しかし、多数の小学校教員に研修をしてきた佐藤教授によると、「知識・技能」の評価の割合が多くなってしまうことが課題です。
そこで、小学校での実践例や授業動画とともに、「思考力・判断力・表現力」と「主体的に学習に取り組む態度」にどのような評価基準を設定するか、児童のどのような発話や態度を見て評価するか、どのような単元づくりをすれば評価できるか、といった点が解説されました。
先生方が困っていること
・さまざまなレベルの児童を一斉に教えるときに、どこに照準を合わせる?
・すべての児童に同じ課題を与えると、英語が得意な子どもは物足りない。
・発音ややり取りの内容を覚えきれず、誰かの助けやヒントが必要な児童もいる。
・担当教員の主観に頼らず、客観性を保って評価する方法は?
・どのような点に注意して形成的評価と総括的評価をすればいい?
・主体性を効率良く見取る方法は?
・1単元の授業内で十分に練習やパフォーマンステストの時間を取れない
・市販のテストだと、ほぼ全員ができてしまって評価に差をつけられない。
解決のポイント(概要)
・児童に到達してほしい「最低限の目標」を明確にして、「評価の基準」を各学年で設定する。例えば、最低限の目標に到達していればB評価、それ以上の「+@」ができていればA評価とすることができる。
・「思考力・判断力・表現力」と「主体的に学習に取り組む態度」も評価基準を見える化することで、「知識・技能」(正しさ)に偏らない評価にする。
・「思考力・判断力・表現力」は、考えや気持ちを伝え合う「言語活動」で評価する。思考・判断・表現を引き出すためには、ゴールイメージ、身近なトピック、友だちとの協学・共学、必然的な場面、自由度の高さがある言語活動が大切。

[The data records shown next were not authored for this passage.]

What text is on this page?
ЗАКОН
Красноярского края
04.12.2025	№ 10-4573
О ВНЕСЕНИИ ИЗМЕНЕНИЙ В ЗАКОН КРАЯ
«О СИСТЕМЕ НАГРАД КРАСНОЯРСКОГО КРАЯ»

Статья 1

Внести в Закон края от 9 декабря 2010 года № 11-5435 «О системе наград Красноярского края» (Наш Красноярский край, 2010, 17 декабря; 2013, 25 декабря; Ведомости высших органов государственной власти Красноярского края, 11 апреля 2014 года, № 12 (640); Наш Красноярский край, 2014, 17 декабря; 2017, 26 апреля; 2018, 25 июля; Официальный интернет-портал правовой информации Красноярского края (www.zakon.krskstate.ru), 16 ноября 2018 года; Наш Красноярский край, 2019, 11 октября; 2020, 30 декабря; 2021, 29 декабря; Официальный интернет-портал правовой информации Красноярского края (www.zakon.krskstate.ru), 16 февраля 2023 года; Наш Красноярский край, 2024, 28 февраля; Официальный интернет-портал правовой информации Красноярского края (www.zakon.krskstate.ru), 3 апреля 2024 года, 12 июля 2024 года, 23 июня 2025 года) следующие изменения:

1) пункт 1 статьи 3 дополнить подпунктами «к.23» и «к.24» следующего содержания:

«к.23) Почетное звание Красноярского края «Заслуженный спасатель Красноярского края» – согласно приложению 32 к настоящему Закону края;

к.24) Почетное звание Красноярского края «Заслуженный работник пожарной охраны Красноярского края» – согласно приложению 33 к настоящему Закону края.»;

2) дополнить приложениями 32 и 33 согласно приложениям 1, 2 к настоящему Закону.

・言語活動を中心とした授業は、単元の最後だけではなく毎回行う。発話の機会を増やし、指導の過程で何度も評価する「形成的評価」が可能になり、英語が苦手な子どもの主体性も見取ることができる。
「知識・技能」A、B、C評価の基準(例)
「思考力・判断力・表現力」A、B、C評価の基準(例)
「主体的に学習に取り組む態度」A、B、C評価の基準(例)
発表者:島村 雄次郎氏(東京都立川市 第七小学校 校長)
島村教諭によると、小学校では、英語ができる子、できない子がはっきり分かれるとのこと。授業案通りに言語活動を行ったとしても、何も英語を発さない児童がいることから、英語が苦手な子どもたちを引き上げるための授業実践について紹介されました。
この実践のポイントは、子どもたちが好きな絵本を活用して、言語活動に必要とされる場面設定をすること。
英語が苦手な子どもにも、絵本の親しみやすさや視覚情報によって英語を理解させ、「話したい」という状況をつくることができる、ということです。
英語を何度もアウトプットさせることができれば、楽にアウトプットできるようになり、絶えず英語に接していたいという気持ちを抱かせることができる。小学校英語教育の目標とされている「英語に慣れ親しむ」をどの子どもも達成できるようにするための取り組みです。
絵本を活用して場面設定をする授業の流れ
絵本の内容やそれに関連する体験や考え・気持ちについてやり取りをすることで、絵本の読み聞かせ、言語活動、評価を同時にすることもできる。
絵本の出典:オックスフォード大学出版局(株)
絵本の内容に関連した言語活動(発表・やり取り)の例
実験授業の結果
・通常の教科書を使った授業よりも、児童の理解度が高いことがわかった。
・日本語を使わなくても、絵本の視覚情報によって英語の意味を推測させることできる。
発表者:福江 由紀子氏(東京都中央区 城東小学校 副校長)
福江教諭からは、英語が苦手な子どもやあまり発話しない子どもも指導してきた経験から、「発話量の確保」を意識した授業実践について共有されました。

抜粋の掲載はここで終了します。